Maia Davis, a spokeswoman for 32BJ, said the union has lawyers looking into whether the seminary violated a city law giving building service workers 90 days of protection against layoffs if a building changes contractors.

The men were officially employed by Aramark, a maintenance contracting company for schools and universities.

The workers had originally been employed directly by the seminary until Aramark was brought on in 2009, Davis added. The seminary agreed that any new contractors would continue to employ the same workers with the same wages and benefits.

Sandra Johnson, the seminary's Executive Vice President and Chief Financial officer, maintained that GTS believes the dispute is between Aramark and its employees, and refused to answer any questions about the Displaced Workers Act.

According to the letter sent to the men by Aramark, the seminary ended its contract for maintenance and cleaning services with Aramark effective Aug. 1. Aramark, which did not respond to requests for comment, did not say when it was notified by the seminary.

Morgan and his fellow protesters insist their beef isn't with Aramark, but with the seminary itself, which they said owes them more courtesy.

The men have launched a concerted effort to push the seminary to do what they call the right thing,  handing out flyers in front of the seminary claiming that the seminary has turned their lives into "a living hell."
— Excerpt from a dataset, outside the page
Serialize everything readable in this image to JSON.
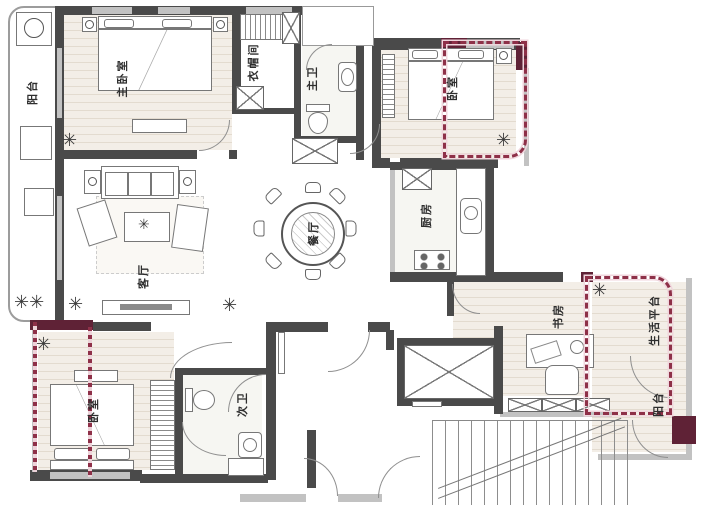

"I've been here 25 years. I've spent half my lifetime here," said Godfrey Johnson, 52, who fears that he won't be able to afford health insurance for his family after his current plan runs out at the end of the month.

"I just want what's due to me."

The men said the layoffs are a continuation of the church's ongoing cost-cutting plans. The financially-struggling seminary developed a "Plan to Choose Life" strategy in 2010, selling off many of its properties and bringing on financial heavyweights, including Sandra Johnson who was a former corporate banker at Citibank.

Workers said they want the courtesy to be able to discuss the layoffs with the seminary directly.

"We just want them to sit down and talk to us," Morgan said. "They see how many years I put in here. We're like family, and then they turn around like they don't know us."